Ta strona została przepisana.

— Nie obdzierasz mnie, gdyż nie chcę ci odstąpić żadnej z moich żon, ale daję ci młodszą siostrę.
Biada mi! A to dostałem się w kleszcze! Czułem niemal, jak zaciągał je coraz silniej. Jak się uwolnić? Postępował wbrew wszelkim wschodnim zwyczajom i tradycyom. Wszystko jedno, czy to było z przyjaźni, czy z egoizmu. Odmowa z mojej strony była ogromną obelgą i zyskałaby mi w Muradzie śmiertelnego wroga. Skąd on wpadł na ten pomysł nieszczęsny. Czemuż swych sióstr razem ze wszystkiemi służebnicami sułtanowi na urodziny nie podarował? Teraz nie spuszczał mnie z oka, lecz patrzył mi w twarz nieustannie, by odgadnąć me myśli, wreszcie zapytał:
— Cóż ty o tem myślisz?
— Mojem zdaniem nie należy żartować z tak poważnych rzeczy.

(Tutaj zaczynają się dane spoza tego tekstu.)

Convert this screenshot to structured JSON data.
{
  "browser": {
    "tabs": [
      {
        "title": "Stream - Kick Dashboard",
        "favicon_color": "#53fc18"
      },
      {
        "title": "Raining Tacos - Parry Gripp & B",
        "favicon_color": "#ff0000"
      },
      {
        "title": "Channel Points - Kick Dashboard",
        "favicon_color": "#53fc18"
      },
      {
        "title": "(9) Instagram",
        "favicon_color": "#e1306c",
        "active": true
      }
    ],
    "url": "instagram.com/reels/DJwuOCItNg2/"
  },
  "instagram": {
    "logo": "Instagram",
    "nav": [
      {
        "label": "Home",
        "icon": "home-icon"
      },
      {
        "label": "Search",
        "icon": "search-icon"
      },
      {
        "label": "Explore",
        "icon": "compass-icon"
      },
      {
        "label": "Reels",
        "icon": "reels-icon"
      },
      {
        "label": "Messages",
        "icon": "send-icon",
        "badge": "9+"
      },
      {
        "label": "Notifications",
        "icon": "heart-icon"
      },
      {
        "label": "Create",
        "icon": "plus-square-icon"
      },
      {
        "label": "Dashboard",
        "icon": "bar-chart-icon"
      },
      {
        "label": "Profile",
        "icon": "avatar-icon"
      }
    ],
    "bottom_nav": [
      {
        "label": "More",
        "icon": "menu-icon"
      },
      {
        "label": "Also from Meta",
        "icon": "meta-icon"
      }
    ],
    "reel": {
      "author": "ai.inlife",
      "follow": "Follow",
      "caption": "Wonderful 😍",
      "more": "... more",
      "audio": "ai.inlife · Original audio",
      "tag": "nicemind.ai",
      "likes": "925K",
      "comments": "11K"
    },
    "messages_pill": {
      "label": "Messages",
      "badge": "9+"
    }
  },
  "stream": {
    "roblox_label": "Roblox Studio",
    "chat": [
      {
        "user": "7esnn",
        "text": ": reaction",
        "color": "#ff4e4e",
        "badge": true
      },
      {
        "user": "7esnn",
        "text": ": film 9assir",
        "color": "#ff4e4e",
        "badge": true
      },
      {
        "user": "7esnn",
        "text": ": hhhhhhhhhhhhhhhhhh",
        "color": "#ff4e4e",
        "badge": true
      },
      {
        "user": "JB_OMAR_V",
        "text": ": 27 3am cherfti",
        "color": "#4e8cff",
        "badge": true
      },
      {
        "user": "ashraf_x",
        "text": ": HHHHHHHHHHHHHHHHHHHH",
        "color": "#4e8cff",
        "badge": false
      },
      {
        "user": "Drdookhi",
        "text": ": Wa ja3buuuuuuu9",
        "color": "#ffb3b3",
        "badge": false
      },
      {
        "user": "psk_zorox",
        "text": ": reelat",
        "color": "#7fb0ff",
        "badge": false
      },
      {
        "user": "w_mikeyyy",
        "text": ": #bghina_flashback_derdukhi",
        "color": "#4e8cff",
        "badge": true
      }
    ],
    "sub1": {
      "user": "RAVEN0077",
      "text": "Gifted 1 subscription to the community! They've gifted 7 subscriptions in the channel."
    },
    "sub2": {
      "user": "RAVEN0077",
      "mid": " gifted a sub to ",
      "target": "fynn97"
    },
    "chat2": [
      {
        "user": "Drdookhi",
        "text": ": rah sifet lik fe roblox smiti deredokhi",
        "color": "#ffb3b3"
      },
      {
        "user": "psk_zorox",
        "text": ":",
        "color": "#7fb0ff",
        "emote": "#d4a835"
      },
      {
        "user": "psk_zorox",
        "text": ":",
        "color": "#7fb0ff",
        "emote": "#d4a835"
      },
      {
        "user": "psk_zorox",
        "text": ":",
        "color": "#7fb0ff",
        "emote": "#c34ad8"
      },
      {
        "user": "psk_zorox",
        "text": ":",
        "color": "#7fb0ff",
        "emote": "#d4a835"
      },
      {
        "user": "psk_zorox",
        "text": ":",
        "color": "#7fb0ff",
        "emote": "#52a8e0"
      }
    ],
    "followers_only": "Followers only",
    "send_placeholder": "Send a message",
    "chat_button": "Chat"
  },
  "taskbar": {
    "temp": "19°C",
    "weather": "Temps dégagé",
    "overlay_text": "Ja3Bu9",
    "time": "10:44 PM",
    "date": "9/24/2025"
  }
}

— Z czegóż wnosisz, że ja żartuję? Mówię z tobą zupełnie seryo.
— Muradzie! Zapominasz, że jestem chrześcijaninem.
— Owszem wiem o tem dobrze; a że pomimoto z taką propozycyą występuję, to tym większym powinno być dla ciebie dowodem, że cię bardzo wysoko cenię. Ożenisz się z moją siostrą i nawet zmiany wiary od ciebie nie żądam.
— Ale ona musiałaby chrzest przyjąć,
— I to niepotrzebne. Przywołam kadego, ty powiesz do niej w jego obecności „bu benum“, on podpisze i będzie już po ślubie.
— Jako chrześcijanin nie mogę się na taki ślub zgodzić. Tylko ta może uchodzić za moją żonę, z którą kapłan ślubem mię połączy.
Już sądziłem, że mu się wymknąłem, kiedy powiedział:
— Więc niech ci z nią ślub dadzą.
— To niemożebne, gdyż twoja siostra nie jest chrześcijanką.